In the end, after much discussion of the issue amongst us, consulting with some people in Anabaptist circles whose opinion we respect and researching a bit more about the Jewish antecedents of the Seder (the Passover meal) which Jesus celebrated with his disciples and co-opted into The Communion, we came to the conclusion over a number of meetings that it was time to let go of the restrictions placed on the Communion. Part of the reason was that we came to the realization that the dominant interpretation of Paul’s admonitions regarding communion in 1 Cor 11:17-33 are based on an individualistic reading of the obviously communal problem that Paul was trying to solve. But paying even more attention to the radical nature of Jesus’ own practice of table fellowship, and including the Jewish background of the Seder from which Communion is derived meant that it was time to lay that restriction down. We simply decided that whether one was a child or a non-Christian/non-baptized Christian, baptism will still be emphasized as the means of showing that one accepted to be a part of this community, but Communion will be open to all.

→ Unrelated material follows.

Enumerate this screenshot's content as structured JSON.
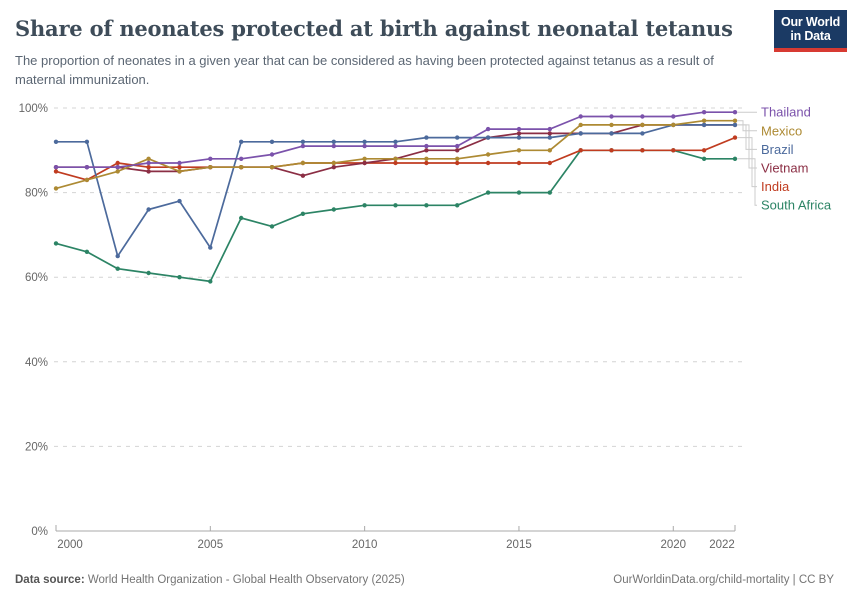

Of course that presented a slight problem of how to enable the children participate in this, since our wine is proper alcoholic red wine. The solution was to water it down for them, a practice that has existed even before Christianity came along.

But this story reminds me of something I’m learning from the majority of theologians and teachers that I listen to. There’s a difference between knowing theology, and living theology. And when one hasn’t learnt to live it, reflect on it and critique one’s theology in the process of living it, it will stay at the level of knowledge, and will not challenge any of one’s paradigms or traditions. The result is simply arm-chair theologians, who dispenses plenty words with little power to cause actual change.

Reorienting our minds on the communal nature of not just the gospel, but even salvation and church has had drastic effects on our thinking and behavior in our small community. This story I described above above makes me hope that others will wake up to the damage that individualistic readings of scripture has done and continues to do to our churches.  I’m reminded of the individualistic nature not only of the small piece of flat “bread” that one receives and along with it’s small cup, but of the songs that we used to sing back in those days at my former church whiles taking communion with others – “Me Ne Jesus Beto Nsa Edidi” i.e. “Jesus and I will eat supper together”. The fact that this was being done in a church with others partaking of the same activity was not only lost on the song writer, but even on the congregation, because according to the words of this song, everyone was having their own private supper with Jesus. I’m further reminded of a very devout Christian man I respected a lot in this church, who was excluded from Communion because he had more than one wife (and who obviously couldn’t shirk his responsibility by divorcing any of them as polygamy has been a normal practice in Ghana for a very long time, and so he will never experience communion with fellow Christians in that church and many others like it). It is these kinds of misunderstanding of God’s total mission of dealing with all the spheres of humanity’s problem – social, economic, political and spiritual – that break my heart.

May the erection of these kinds of barriers that Jesus actively worked to break down, break your heart too. May we learn to see the table for what it is – a foretaste of what the prophet Isaiah spoke of in Is 25 – God’s invitation to all peoples to come and dine with him.